Feature Article, September 2005

Updating A Lease: Why Do It And How Often
Abe Schear

Landlords and their counsel often discuss updating lease forms, yet seldom have the time to perform a thorough review. So, how often should the form be updated? A noted retailer has a policy of changing each store manager every 5 years, believing that staleness and complacency set in at this point. Leases lose their edge as well and while every 5 years may be too often (or not quite often enough depending on its initial quality and the scope of changes to the governed properties), it is a place to start.

Leases set the contractual terms of an agreement, but are also representative of the style, professionalism and priorities of the company. This intangible perspective is not always considered, but can have a true impact on the tone and speed of lease negotiations. Just as the terms of leases change, the leverage and attitude of the landlord can change over time and a change in the lease form for that reason alone may be well advised. A very long, detailed, landlord-oriented lease can be intimidating to a small tenant and incomprehensible to a lawyer not used to handling these types of documents. An overly simple, short form may encourage experienced tenants and their counsel to make zealous (and over zealous) comments, thus taking more time and creating a more contentious negotiation.

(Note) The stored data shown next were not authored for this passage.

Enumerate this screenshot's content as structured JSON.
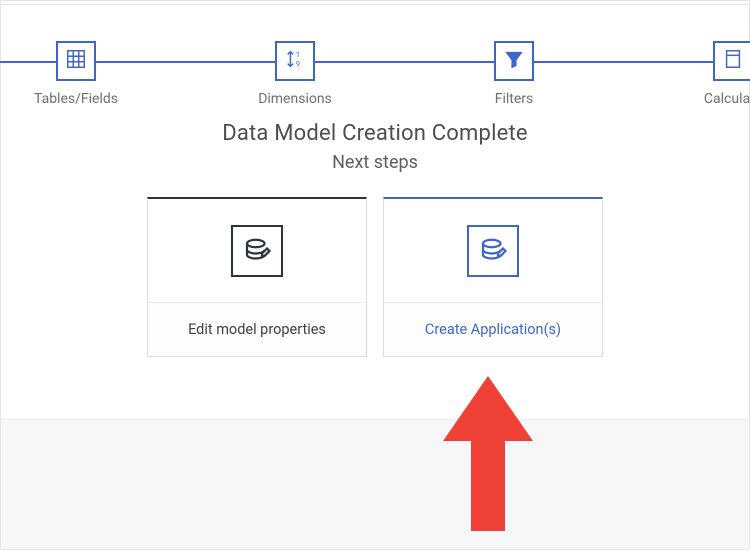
{
  "stepper": {
    "steps": [
      {
        "label": "Tables/Fields",
        "icon": "grid-icon"
      },
      {
        "label": "Dimensions",
        "icon": "dimensions-icon"
      },
      {
        "label": "Filters",
        "icon": "funnel-icon"
      },
      {
        "label": "Calculate",
        "icon": "calc-icon"
      }
    ],
    "color": "#3f66c7"
  },
  "headline": {
    "title": "Data Model Creation Complete",
    "subtitle": "Next steps"
  },
  "cards": {
    "edit": {
      "label": "Edit model properties"
    },
    "create": {
      "label": "Create Application(s)"
    }
  },
  "annotation": {
    "kind": "up-arrow",
    "color": "#ef4136"
  }
}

There are numerous reasons warranting periodic review of the lease form, among them:

(1) Changes in the law. We think most often of changes to available remedies and procedures in the event of default and/or bankruptcy laws, but other laws change as well. Environmental requirements and exposure have changed significantly over the years, as have the types of insurance available to the parties (or at least the terminology used to identify it). Even without changes in law, properties age and are modified, making them subject to various issues which might not concern the new or former property.

For instance, what about condemnation? That issue might not have been a concern when you had a new, vibrant, city-supported center, but a struggling, not fully occupied property may face different threats and need lease provisions that deal with them. The Supreme Court of California has just held that amusement ride operators are held to a much higher standard of care; should that directly or indirectly necessitate a change in the lease? Without a standard practice of reviewing the form on a regular cycle, these issues are likely to be missed and cause aggravation, expense and exposure that might otherwise be avoided.

(2) Changes in the project. Projects start as development models, hopefully become construction projects and later operational projects. Leasing can occur at every stage and a form designed during the early visionary period may not work for the up and running center. Even early in the center's life, you may be dealing with critical issues like relocation of existing tenants, expansion of other tenants, replacing a building, relocating parking, changing access points, creating new or different signage, revising the common areas and other important, center-saving changes that may not be fully contemplated by the initial form. Although tenants will want to limit the landlord's right to do some of these things, if the form does not start with language supporting the landlord's ability to manage, develop and redevelop its center, the viability of the project may be challenged. What tenants may not allow in a form during pre-leasing will be very different from what they may allow in a center facing redevelopment and new positioning.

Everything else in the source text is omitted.